Electricals retailer AO World has warned that underlying earnings for the full-year are set to come in at the lower end of market expectations as it revealed £15 million of Brexit stockpiling.
The group – which recently saw founder John Roberts swoop back to take the helm – said it had boosted stock of fast-moving goods by around £15 million to prepare for possible no-deal Brexit disruption.
“This will help ensure we can continue to deliver our market-leading proposition to our customers,” it said.
AO World said that, as well as underlying earnings coming under pressure, it is also facing around an extra £2.5 million in costs from a management reshuffle since Mr Roberts’ return and a hit from a loss-making contract in Germany.
It had been forecast to report underlying earnings ranging between a loss of £400,000 to a profit of £2 million.
But it added that, on a statutory basis, results were in line with City expectations.
Shares fell 3%.
In its full-year trading statement, the group said it is expecting to report a 9.8% rise in UK revenues, or 5.4% higher when the boost from its recent Mobile Phones Direct acquisition is stripped out.
Overall revenues are set to lift by around 13%, or 9% higher with Mobiles Phones Direct stripped out.
Mr Roberts, founder and chief executive of AO World, said: “Over the last eight weeks we have created a mindset shift from the numbers delivered in full-year 19; we are setting about realising our opportunities with pace and energy.”
He added: “I am delighted to once again have the privilege to lead the business and excited by the scale of value creation that lies ahead of us for the benefit of all stakeholders.”
Analyst Caroline Gulliver at Jefferies said: “The lower gross margin gains in Germany put full-year EBITDA (underlying earnings) at the low end of consensus, but a newly reinvigorated management team with John Roberts back at the helm is accelerating the pace of change.”
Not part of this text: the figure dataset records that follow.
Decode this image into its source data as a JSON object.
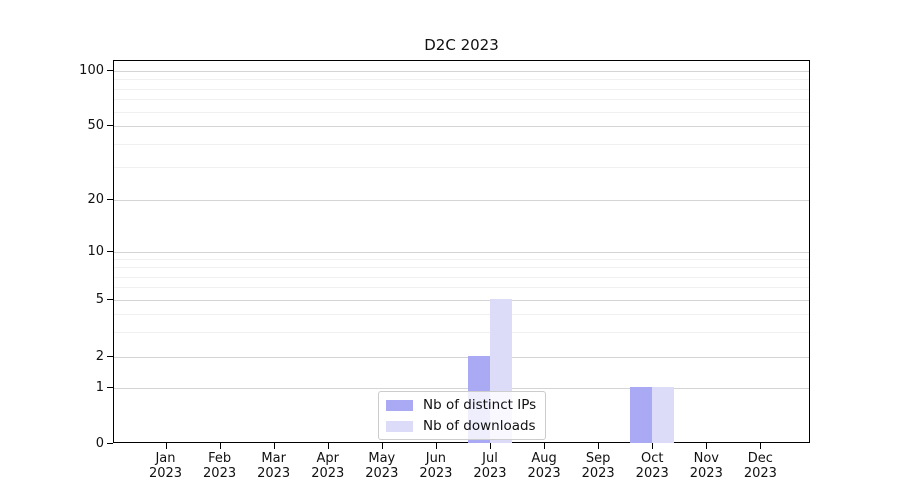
{
  "chart_data": {
    "type": "bar",
    "title": "D2C 2023",
    "categories": [
      "Jan",
      "Feb",
      "Mar",
      "Apr",
      "May",
      "Jun",
      "Jul",
      "Aug",
      "Sep",
      "Oct",
      "Nov",
      "Dec"
    ],
    "category_year": "2023",
    "series": [
      {
        "name": "Nb of distinct IPs",
        "color": "#aaaaf4",
        "values": [
          0,
          0,
          0,
          0,
          0,
          0,
          2,
          0,
          0,
          1,
          0,
          0
        ]
      },
      {
        "name": "Nb of downloads",
        "color": "#dcdcf8",
        "values": [
          0,
          0,
          0,
          0,
          0,
          0,
          5,
          0,
          0,
          1,
          0,
          0
        ]
      }
    ],
    "xlabel": "",
    "ylabel": "",
    "yscale": "symlog",
    "yticks": [
      0,
      1,
      2,
      5,
      10,
      20,
      50,
      100
    ],
    "ylim": [
      0,
      110
    ],
    "grid": "horizontal",
    "legend_position": "lower-center"
  }
}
Mr Roberts returned to the top job in January after a two-year hiatus, replacing Steve Caunce, who the group said quit to “step back to a less demanding business role and rebalance his lifestyle”.
It followed half-year results showing AO World suffered an £11.7 million operating loss for the six months to September 30.
FTSE 250-listed AO World, which has its headquarters in Bolton, operates across the UK, Germany and the Netherlands.